Hasta ahora sabíamos con certeza que las cuentas que Bankia presentó podían ser cualquier cosa menos reales. Eso hizo que la cotización del monstruo con pies de barro se desplomara en cuanto se descubrió el engaño y que miles de accionistas y de tenedores de participaciones preferentes perdieran gran parte el dinero invertido. Contar el calvario que les está suponiendo recuperar una parte del mismo nos llevaría demasiado tiempo y espacio; baste con decir que no se lo han puesto fácil ni el Gobierno ni la propia entidad, hasta el punto de que en ocasiones han querido presentarlos más como fastidiosos pedigüeños que como ciudadanos lisa y llanamente estafados que reclaman ser resarcidos.
Aquella monumental estafa le ha costado a los españoles 21.000 millones de euros de dinero público de los que es improbable que volvamos a ver uno sólo y todo porque Bankia era tan importante y tan "sistémico" que hubiera sido un error dejarlo caer. Siempre tuve mis dudas y las mantengo: indemnizar a los accionistas y preferentistas y cerrar el chiringuito puede que hubiera tenido menos costes para el erario público a medio y largo plazo que mantenerlo en pie. Pero, por lo que se va sabiendo, los intereses políticos que campaban por sus respetos detrás de la fachada de un banco podrido hasta los cimientos eran demasiado fuertes como para actuar con contundencia y rigor. La Comisión Nacional del Mercado de Valores se hizo la sueca con las cuentas de la entidad y abrió la puerta a la estafa bancaria del siglo en este país.
No se quedó atrás el Banco de España, pomposamente conocido como el "supervisor", que no supervisó absolutamente nada y que permitió sin mover un dedo que Rodrigo Rato bebiera champán y tocara la campanilla del Ibex 35 cuando el engendro que presidía empezó a cotizar cargado hasta el cuello de activos tóxicos. Una nueva prueba, por si faltaba alguna, de que el Banco de España y su gobernador Miguel Ángel Fernández Ordóñez hicieron clara dejación de sus responsabilidades como supervisor del sistema financiero la acabamos de conocer hace pocos días. Unos meses antes de que Bankia empezara a cotizar, el servicio de Inspección del Banco de España advirtió de que el grupo financiero no era viable a medio plazo, con lo que su salida a bolsa sería la mejor manera de que sus perdidas las termináramos pagando todos los españoles.

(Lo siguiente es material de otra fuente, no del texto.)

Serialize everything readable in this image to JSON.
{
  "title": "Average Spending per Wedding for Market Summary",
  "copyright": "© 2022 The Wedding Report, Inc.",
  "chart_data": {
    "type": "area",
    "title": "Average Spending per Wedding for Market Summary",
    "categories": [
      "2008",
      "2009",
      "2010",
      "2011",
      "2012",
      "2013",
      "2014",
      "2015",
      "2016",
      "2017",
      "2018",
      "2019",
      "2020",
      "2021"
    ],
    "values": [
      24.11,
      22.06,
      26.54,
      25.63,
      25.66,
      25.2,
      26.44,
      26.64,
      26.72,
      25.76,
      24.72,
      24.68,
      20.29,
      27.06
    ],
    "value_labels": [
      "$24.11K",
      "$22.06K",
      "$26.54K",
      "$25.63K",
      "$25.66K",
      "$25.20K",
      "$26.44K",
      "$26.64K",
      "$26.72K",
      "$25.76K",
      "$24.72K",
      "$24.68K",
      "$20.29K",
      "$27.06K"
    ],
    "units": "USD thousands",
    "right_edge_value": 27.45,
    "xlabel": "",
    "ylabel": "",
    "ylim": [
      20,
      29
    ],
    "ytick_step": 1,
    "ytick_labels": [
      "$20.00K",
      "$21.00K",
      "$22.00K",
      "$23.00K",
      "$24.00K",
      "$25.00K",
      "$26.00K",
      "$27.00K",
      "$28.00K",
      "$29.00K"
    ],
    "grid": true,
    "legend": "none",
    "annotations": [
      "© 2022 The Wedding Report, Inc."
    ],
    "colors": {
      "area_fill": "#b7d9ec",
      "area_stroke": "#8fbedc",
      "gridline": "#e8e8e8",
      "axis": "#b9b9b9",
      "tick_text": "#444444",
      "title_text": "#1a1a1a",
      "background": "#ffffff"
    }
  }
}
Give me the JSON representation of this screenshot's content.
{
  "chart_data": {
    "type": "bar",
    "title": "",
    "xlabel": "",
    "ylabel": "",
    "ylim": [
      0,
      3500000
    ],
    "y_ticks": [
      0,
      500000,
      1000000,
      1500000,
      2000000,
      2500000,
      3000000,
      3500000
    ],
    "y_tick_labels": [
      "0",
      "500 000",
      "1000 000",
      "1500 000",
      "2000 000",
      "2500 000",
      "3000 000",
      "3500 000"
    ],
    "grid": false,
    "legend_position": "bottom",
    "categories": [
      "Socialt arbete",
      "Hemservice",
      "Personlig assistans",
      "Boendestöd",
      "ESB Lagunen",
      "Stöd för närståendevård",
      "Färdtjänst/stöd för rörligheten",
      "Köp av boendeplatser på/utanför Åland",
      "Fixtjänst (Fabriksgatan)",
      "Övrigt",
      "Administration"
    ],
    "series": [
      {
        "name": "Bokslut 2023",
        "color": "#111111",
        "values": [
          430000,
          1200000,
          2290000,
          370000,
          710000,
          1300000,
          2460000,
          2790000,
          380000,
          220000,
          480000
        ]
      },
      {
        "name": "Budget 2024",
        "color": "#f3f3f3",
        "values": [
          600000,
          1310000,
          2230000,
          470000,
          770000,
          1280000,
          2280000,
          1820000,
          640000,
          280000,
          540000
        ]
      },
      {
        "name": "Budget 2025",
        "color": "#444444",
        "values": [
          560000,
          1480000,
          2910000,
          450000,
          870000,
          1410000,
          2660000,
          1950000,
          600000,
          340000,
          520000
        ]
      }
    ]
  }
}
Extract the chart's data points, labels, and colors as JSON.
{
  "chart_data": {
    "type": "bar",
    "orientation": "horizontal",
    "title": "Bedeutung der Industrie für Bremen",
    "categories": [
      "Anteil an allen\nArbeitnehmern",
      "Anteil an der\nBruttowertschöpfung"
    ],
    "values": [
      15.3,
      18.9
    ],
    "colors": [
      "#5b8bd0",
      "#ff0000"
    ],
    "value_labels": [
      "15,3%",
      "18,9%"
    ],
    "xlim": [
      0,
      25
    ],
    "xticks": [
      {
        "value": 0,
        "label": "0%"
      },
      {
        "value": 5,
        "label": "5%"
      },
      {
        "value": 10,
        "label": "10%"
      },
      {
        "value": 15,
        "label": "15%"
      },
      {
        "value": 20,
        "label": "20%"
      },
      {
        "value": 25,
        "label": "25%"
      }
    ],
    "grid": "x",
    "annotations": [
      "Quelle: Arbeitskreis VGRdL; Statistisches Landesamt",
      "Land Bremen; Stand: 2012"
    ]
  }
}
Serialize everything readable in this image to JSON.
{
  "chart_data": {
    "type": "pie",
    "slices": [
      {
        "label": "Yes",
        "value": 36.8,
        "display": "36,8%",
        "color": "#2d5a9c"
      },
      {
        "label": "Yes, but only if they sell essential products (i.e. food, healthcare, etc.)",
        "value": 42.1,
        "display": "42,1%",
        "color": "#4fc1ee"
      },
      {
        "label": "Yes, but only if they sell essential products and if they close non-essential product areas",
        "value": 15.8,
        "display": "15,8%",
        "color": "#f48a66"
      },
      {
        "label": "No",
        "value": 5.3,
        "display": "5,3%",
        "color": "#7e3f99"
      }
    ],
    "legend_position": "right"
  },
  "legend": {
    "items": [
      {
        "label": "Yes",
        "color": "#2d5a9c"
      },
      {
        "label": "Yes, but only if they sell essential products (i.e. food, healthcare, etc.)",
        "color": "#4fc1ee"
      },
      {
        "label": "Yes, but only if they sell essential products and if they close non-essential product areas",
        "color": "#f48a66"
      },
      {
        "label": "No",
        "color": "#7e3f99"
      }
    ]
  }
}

Esa opinión profesional cualificada fue sencillamente ignorada por la cúpula del Banco de España que permaneció impasible el ademán mientras se consumaba el gran robo de cuello blanco. Puede que la aureola de Rodrigo Rato y su reciente paso por el Fondo Monetario Internacional intimidara tanto a Fernández Ordóñez que no se atrevió a poner ni una pega a que aquel juguete roto se llevara por delante los ahorros de decenas de miles de pequeños inversores y arramblara con 21.000 millones de euros de todos los españoles. Puede que el gobernador creyera, como creía todo el Gobierno de Rodríguez Zapatero, que la opinión de un simple inspector del Banco de España no podía cuestionar la tan alabada solvencia y solidez del sistema financiero español.
Sea cual fuere la razón, me temo que nos vamos a quedar sin conocerla aunque a Fernández Ordóñez se le ocurra escribir otro libro autojustificativo. El juez Andreu que instruye la causa por la salida a bolsa de Bankia tampoco considera pertinente hacer caso de las opiniones del inspector y no las incluirá en el sumario a pesar de su relevancia. Así pues, nadie en el superfluo e inútil Banco de España tendrá que dar explicaciones por lo que a primera vista tiene todo el aspecto de una culpa in vigilando que ha sangrado el bolsillo de los españoles y ha arruinado a miles de humildes ahorradores. Y todo esto ocurre, además, mientras en esa misma Audiencia Nacional se dirime estos días el caso de las tarjetas opacas de las que se beneficiaron a cuerpo de rey, entre otros muchos, el propio Rodrigo Rato, seguramente convencido de que haber estafado a todo un país merecía, cuando menos, barra libre en la caja fuerte de Bankia.